Walking up and down stairs is also an excellent way of keeping circulation flowing through your body, which will also help improve posture and your general alertness.

To break things up in the long, sitting days, there’s always walking and static stretching. Every few hours, walk around your desk (or with your hand luggage if you’re in a café) for at least 5 minutes to stretch out your muscles and ease any stiffness.

If you do this regularly, it will help keep your muscles strong and prevent pain later during the working week. This is vital to bear in mind for longer stints on the computer, as our muscles tire after long periods working on a screen, which can lead to pain and poor posture.

Keep Your Health at the Forefront of Your Mind

One of the great things about working remotely is that you have the freedom to work whenever and wherever you want. However, this freedom can lead to a lack of structure, which can easily lead to bad habits forming.
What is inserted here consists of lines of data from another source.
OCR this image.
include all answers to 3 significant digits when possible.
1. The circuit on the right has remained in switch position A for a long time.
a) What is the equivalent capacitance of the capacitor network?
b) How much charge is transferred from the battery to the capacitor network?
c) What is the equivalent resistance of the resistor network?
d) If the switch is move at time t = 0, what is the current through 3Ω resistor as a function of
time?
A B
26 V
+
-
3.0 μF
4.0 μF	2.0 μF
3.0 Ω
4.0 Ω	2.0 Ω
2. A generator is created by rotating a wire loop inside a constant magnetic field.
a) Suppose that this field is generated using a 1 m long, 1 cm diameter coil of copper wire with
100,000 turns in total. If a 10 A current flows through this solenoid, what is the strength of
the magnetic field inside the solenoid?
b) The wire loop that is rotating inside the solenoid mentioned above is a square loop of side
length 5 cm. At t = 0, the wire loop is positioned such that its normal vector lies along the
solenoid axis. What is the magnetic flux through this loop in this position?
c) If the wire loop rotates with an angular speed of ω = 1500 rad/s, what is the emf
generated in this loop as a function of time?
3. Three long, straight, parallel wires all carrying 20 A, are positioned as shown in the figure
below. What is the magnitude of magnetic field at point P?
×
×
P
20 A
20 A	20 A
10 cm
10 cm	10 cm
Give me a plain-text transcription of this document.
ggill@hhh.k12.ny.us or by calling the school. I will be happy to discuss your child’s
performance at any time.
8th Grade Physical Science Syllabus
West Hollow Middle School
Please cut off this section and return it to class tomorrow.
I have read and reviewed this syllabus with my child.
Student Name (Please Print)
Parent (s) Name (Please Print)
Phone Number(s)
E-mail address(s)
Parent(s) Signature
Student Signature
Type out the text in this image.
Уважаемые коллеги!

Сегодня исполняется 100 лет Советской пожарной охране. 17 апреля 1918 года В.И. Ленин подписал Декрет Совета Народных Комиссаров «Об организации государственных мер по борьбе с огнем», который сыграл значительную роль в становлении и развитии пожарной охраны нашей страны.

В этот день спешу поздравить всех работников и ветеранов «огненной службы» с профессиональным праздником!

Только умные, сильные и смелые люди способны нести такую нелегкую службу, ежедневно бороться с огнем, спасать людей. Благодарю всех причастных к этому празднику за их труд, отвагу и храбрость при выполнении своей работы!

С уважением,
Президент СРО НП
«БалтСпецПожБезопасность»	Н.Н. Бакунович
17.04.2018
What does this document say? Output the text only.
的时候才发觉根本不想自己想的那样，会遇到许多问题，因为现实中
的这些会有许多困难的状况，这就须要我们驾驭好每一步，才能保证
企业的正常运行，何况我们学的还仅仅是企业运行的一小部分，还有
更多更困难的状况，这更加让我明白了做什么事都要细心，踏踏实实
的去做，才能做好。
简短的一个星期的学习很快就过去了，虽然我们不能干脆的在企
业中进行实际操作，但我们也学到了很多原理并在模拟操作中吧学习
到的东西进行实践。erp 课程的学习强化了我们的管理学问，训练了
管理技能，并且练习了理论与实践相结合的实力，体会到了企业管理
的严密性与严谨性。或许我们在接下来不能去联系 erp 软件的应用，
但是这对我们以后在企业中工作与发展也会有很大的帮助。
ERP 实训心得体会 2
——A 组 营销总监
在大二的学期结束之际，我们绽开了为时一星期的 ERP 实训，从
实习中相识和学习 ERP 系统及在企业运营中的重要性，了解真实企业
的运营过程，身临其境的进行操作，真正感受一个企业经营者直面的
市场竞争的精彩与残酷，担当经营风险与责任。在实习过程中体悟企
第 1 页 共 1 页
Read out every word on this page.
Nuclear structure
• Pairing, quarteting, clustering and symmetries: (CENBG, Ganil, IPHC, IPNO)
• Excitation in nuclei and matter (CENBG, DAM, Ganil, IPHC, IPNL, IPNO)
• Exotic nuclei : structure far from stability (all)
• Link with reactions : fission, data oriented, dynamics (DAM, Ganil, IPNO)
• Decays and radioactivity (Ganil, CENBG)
One area we sometimes lose sight of when working from home is our general health, including our physical and mental wellbeing. Taking regular breaks for walking, stretches and exercise will keep our bodies feeling good and ready for the task at hand.

In Summary

If you’re working as a digital nomad, you’ll find that your flexible schedule might lend itself to less than desirable habits when it comes to looking after your health - but it’s also important to remember that you are not alone in this and we’re all guilty of letting our bodies go. However, this can lead to a loss of structure and focus, so it’s important to make yourself do the best thing for your body by taking regular breaks and getting outside regularly.

Poor posture is often the cause of other problems, including back pain and lack of motivation. But remember - healthy bodies make for healthy minds!